Because of the different traditions in approaches to financing, we can expect preservation and co-existence of these alternatives at financial markets for further.
According to Amerisave mortgages review, the main difference of traditional "American" securitization MBS and covered bonds is in three aspects:
1) for a typical transaction MBS pool of loans is sold (in financial reporting in accordance with US GAAP uses the term “true sale”). When issuing covered bonds, the pool of assets remains on the balance of the sponsor;
2) the structure of the covered pool for covered bonds is dynamic, that is, the "bad" loans and loans with early repayment are replaced by new loans or other permitted types of assets. Securitization through MBS pool of assets is static and can not be changed until maturity;
3) covered bonds give investors the right of recourse to the balance sheet of the issuer if the market value of the collateral is insufficient to pay investors the principal and interest payments. Investors in MBS, as a rule, have no such right.

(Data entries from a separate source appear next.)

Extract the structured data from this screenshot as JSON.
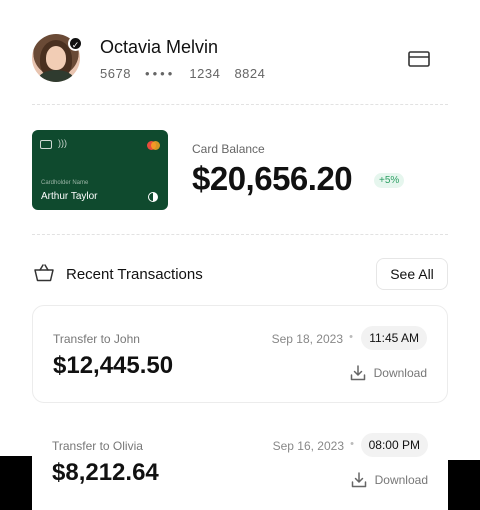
{
  "profile": {
    "name": "Octavia Melvin",
    "card_number": {
      "part1": "5678",
      "masked": "••••",
      "part3": "1234",
      "part4": "8824"
    }
  },
  "card": {
    "holder_label": "Cardholder Name",
    "holder_name": "Arthur Taylor"
  },
  "balance": {
    "label": "Card Balance",
    "value": "$20,656.20",
    "change": "+5%"
  },
  "transactions_section": {
    "title": "Recent Transactions",
    "see_all_label": "See All"
  },
  "transactions": [
    {
      "label": "Transfer to John",
      "amount": "$12,445.50",
      "date": "Sep 18, 2023",
      "time": "11:45 AM",
      "download_label": "Download"
    },
    {
      "label": "Transfer to Olivia",
      "amount": "$8,212.64",
      "date": "Sep 16, 2023",
      "time": "08:00 PM",
      "download_label": "Download"
    }
  ],
  "colors": {
    "card_green": "#0f4a2e",
    "badge_green": "#2c9f63",
    "badge_bg": "#e6f6ee"
  }
}
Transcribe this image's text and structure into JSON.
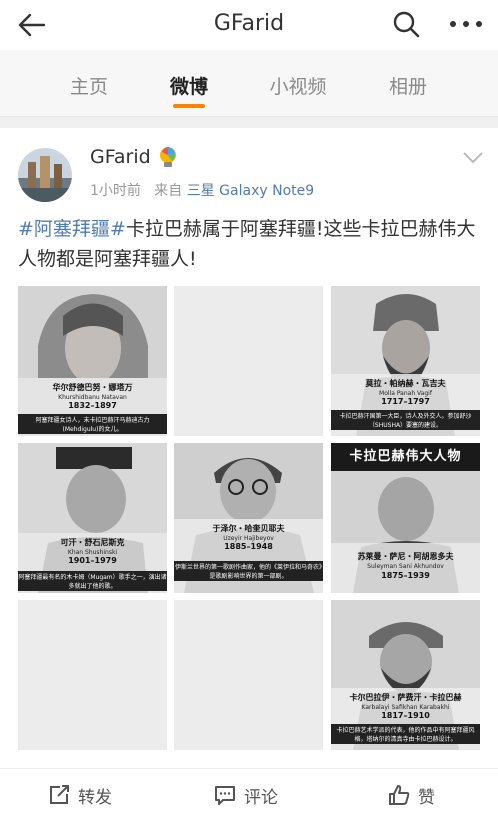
{
  "header": {
    "title": "GFarid",
    "back_icon": "arrow-left-icon",
    "search_icon": "search-icon",
    "more_icon": "more-horizontal-icon"
  },
  "tabs": [
    {
      "label": "主页",
      "active": false
    },
    {
      "label": "微博",
      "active": true
    },
    {
      "label": "小视频",
      "active": false
    },
    {
      "label": "相册",
      "active": false
    }
  ],
  "accent_color": "#ff8200",
  "link_color": "#507daf",
  "post": {
    "username": "GFarid",
    "time": "1小时前",
    "from_label": "来自",
    "source": "三星 Galaxy Note9",
    "hashtag": "#阿塞拜疆#",
    "text": "卡拉巴赫属于阿塞拜疆!这些卡拉巴赫伟大人物都是阿塞拜疆人!"
  },
  "images": [
    {
      "name_cn": "华尔舒德巴努・娜塔万",
      "name_en": "Khurshidbanu Natavan",
      "years": "1832–1897",
      "desc": "阿塞拜疆女诗人，末卡拉巴赫汗马赫迪古力(Mehdigulu)的女儿。"
    },
    {
      "blank": true
    },
    {
      "name_cn": "莫拉・帕纳赫・瓦吉夫",
      "name_en": "Molla Panah Vagif",
      "years": "1717–1797",
      "desc": "卡拉巴赫汗国第一大臣，诗人及外交人。参加舒沙（SHUSHA）要塞的建设。"
    },
    {
      "name_cn": "可汗・舒石尼斯克",
      "name_en": "Khan Shushinski",
      "years": "1901–1979",
      "desc": "阿塞拜疆最有名的木卡姆（Mugam）歌手之一，演出诸多就出了他的歌。"
    },
    {
      "name_cn": "于泽尔・哈奎贝耶夫",
      "name_en": "Uzeyir Hajibeyov",
      "years": "1885–1948",
      "desc": "伊斯兰世界的第一歌剧作曲家，他的《莱伊拉和马奇农》是歌剧影响世界的第一部剧。"
    },
    {
      "poster_title": "卡拉巴赫伟大人物",
      "name_cn": "苏莱曼・萨尼・阿胡恩多夫",
      "name_en": "Suleyman Sani Akhundov",
      "years": "1875–1939"
    },
    {
      "blank": true
    },
    {
      "blank": true
    },
    {
      "name_cn": "卡尔巴拉伊・萨费汗・卡拉巴赫",
      "name_en": "Karbalayi Safikhan Karabakhi",
      "years": "1817–1910",
      "desc": "卡拉巴赫艺术学派的代表，他的作品中有阿塞拜疆风格，塔纳尔的清真寺由卡拉巴赫设计。"
    }
  ],
  "actions": {
    "repost": "转发",
    "comment": "评论",
    "like": "赞"
  }
}
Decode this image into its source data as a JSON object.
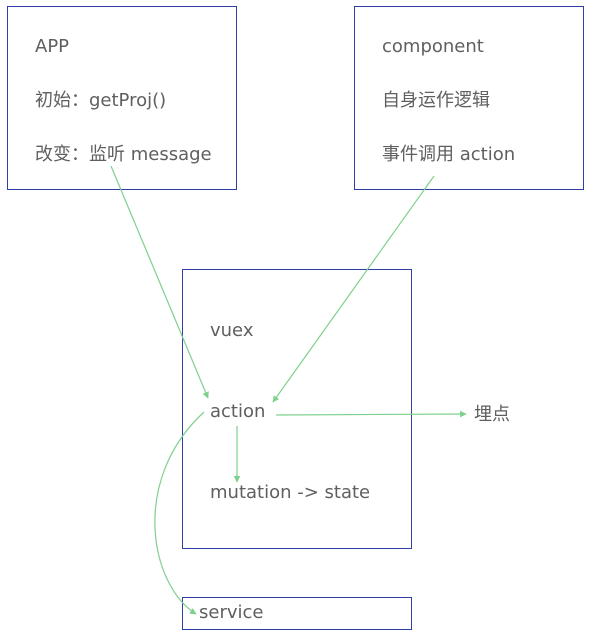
{
  "app_box": {
    "title": "APP",
    "line1": "初始：getProj()",
    "line2": "改变：监听 message"
  },
  "component_box": {
    "title": "component",
    "line1": "自身运作逻辑",
    "line2": "事件调用 action"
  },
  "vuex_box": {
    "title": "vuex",
    "action": "action",
    "mutation": "mutation  ->  state"
  },
  "tracking_label": "埋点",
  "service_box": {
    "label": "service"
  },
  "colors": {
    "border": "#2e3fa8",
    "arrow": "#7fd08e",
    "text": "#5f5f5f"
  }
}
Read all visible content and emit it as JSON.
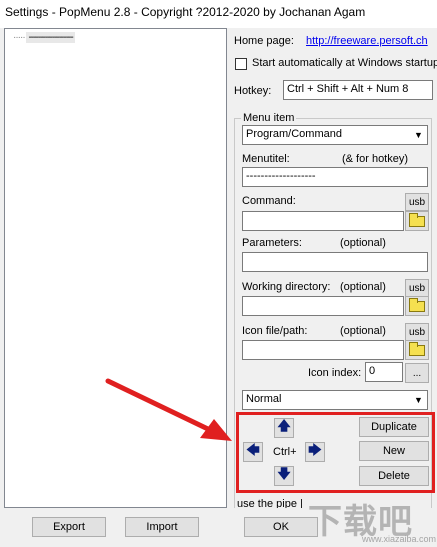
{
  "window": {
    "title": "Settings - PopMenu 2.8 - Copyright ?2012-2020 by Jochanan Agam"
  },
  "tree": {
    "items": [
      {
        "dots": "·····",
        "label": "-------------------"
      }
    ]
  },
  "settings": {
    "homepage_label": "Home page:",
    "homepage_link": "http://freeware.persoft.ch",
    "startup_label": "Start automatically at Windows startup",
    "startup_checked": false,
    "hotkey_label": "Hotkey:",
    "hotkey_value": "Ctrl + Shift + Alt + Num 8"
  },
  "menu_item": {
    "group_title": "Menu item",
    "type_value": "Program/Command",
    "menutitel_label": "Menutitel:",
    "menutitel_hint": "(& for hotkey)",
    "menutitel_value": "-------------------",
    "command_label": "Command:",
    "command_value": "",
    "parameters_label": "Parameters:",
    "parameters_hint": "(optional)",
    "parameters_value": "",
    "workdir_label": "Working directory:",
    "workdir_hint": "(optional)",
    "workdir_value": "",
    "iconfile_label": "Icon file/path:",
    "iconfile_hint": "(optional)",
    "iconfile_value": "",
    "iconindex_label": "Icon index:",
    "iconindex_value": "0",
    "usb_label": "usb",
    "browse_label": "...",
    "window_state_value": "Normal"
  },
  "reorder": {
    "up_glyph": "🡅",
    "left_glyph": "🡄",
    "right_glyph": "🡆",
    "down_glyph": "🡇",
    "center_label": "Ctrl+",
    "duplicate_label": "Duplicate",
    "new_label": "New",
    "delete_label": "Delete"
  },
  "footer": {
    "pipe_hint": "use the pipe |",
    "export_label": "Export",
    "import_label": "Import",
    "ok_label": "OK"
  },
  "watermark": {
    "big_text": "下载吧",
    "small_text": "www.xiazaiba.com"
  },
  "colors": {
    "highlight_border": "#e02020",
    "link": "#0000ee",
    "arrow_blue": "#0a1f7a"
  }
}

In connection with the foregoing, it is clear that the credit quality and credit ratings of MBS and covered bonds have significant differences.
Under the conditions of market stress, covered bonds have higher liquidity, as the securitization is less transparent and more speculative instrument, limiting investor demand in adverse conditions, in terms of increased credit spreads.
Given the advantages of covered bonds and relatively restrained today appetite to risk, why are financial products of standard pass-through mechanism continue to occupy a significant place among the instruments of long-term funding?
Securitization and mortgage bonds correspond to different investment objectives and appetite for risk, and thus, both models have a right to exist.